Qu’arrive-t-il quand un client insiste pour adopter une défense, et vous, une autre? Et si la cause risque de mener à une peine de mort?

Toni Messina, criminaliste new-yorkaise
Toni Messina, criminaliste new-yorkaise
Toni Messina, criminaliste new-yorkaise, que Droit-inc a rencontré il y a quelques mois, nous dresse un intéressant tour d’horizon dans Above The Law. Elle parle notamment d’un cas qui a fait les manchettes récemment: celui de Robert McCoy, un homme condamné à mort qui réclame un nouveau procès, estimant que son avocat a trahi l'essence même de sa mission… L’affaire est devant la Cour suprême américaine.

Qu’arrive-t-il donc lorsqu’il y a une telle divergence?, demande Toni Messina.

C’est donc exactement ce qui s’est produit pour Robert McCoy, accusé d’un triple meurtre en Louisiane. La couronne affirmait que l’homme serait allé chercher sa femme chez ses beaux-parents, relate Toni Messina. En ne la trouvant pas, il aurait ouvert le feu sur la mère, le père et leur fils. La preuve contre lui était forte: le fusil utilisé pour le meurtre se trouvait sur lui au moment de l’arrestation, la ligne d’urgence 911 avait sous la main un enregistrement de sa belle-mère qui crie son nom juste avant le meurtre... Son cellulaire a d’ailleurs ensuite été trouvé dans une voiture abandonnée dans le voisinage.

Lors du procès, McCoy a décidé que sa meilleure défense était l’alibi. Il a insisté pour que son avocat dise qu’il n’était pas dans le quartier au moment du drame et que ce sont les policiers qui auraient planqué le fusil sur lui.

Toutefois, son avocat, Larry English, a estimé qu’un jury de Louisiane ne pourrait jamais croire ça, et étant donné la possibilité de peine de mort, il a jugé qu’il serait préférable d’admettre que McCoy avait commis les meurtres, mais qu’il n’était pas dans son état d’esprit normal.

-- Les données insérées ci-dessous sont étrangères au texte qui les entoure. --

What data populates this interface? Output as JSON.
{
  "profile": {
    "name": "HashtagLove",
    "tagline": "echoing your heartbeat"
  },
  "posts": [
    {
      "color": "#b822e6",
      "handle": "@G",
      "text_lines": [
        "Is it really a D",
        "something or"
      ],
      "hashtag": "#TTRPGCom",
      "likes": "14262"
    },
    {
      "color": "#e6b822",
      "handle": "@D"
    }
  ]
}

Il a donc débuté sa défense en affirmant que l’accusé avait bel et bien commis les trois meurtres. McCoy est alors sauté de son siège: «Monsieur English est en train de me vendre!»

En Louisiane, il est acceptable que l’avocat décide de suivre une autre ligne de défense que celle choisie par son client, explique Toni Messina. Lorsque ça arrive, le client n’a que deux choix - accepter ou se défendre lui-même. À la fin du procès, McCoy a été jugé coupable et condamné à la peine de mort.

Larry English, avocat de Robert McCoy
Larry English, avocat de Robert McCoy
Tous les avocats de la défense qui travaillent dans le domaine criminel ont dû faire face à ce genre de dilemne, dit l’avocate, qui a une longue feuille de route derrière elle. Rarement pour un cas aussi grave qu’une peine de mort toutefois, ajoute-t-elle… L’idée? « Je suis l’avocat et je sais mieux que toi comment te sortir de ce mauvais pas. Mais ce n’est pas toujours vrai. En plus, ça crée un problème éthique. Les avocats sont dans l’obligation de répondre aux souhaits de leurs clients, les incluant dans tout le processus, et en s’assurant que toutes les décisions sont informées et volontaires. »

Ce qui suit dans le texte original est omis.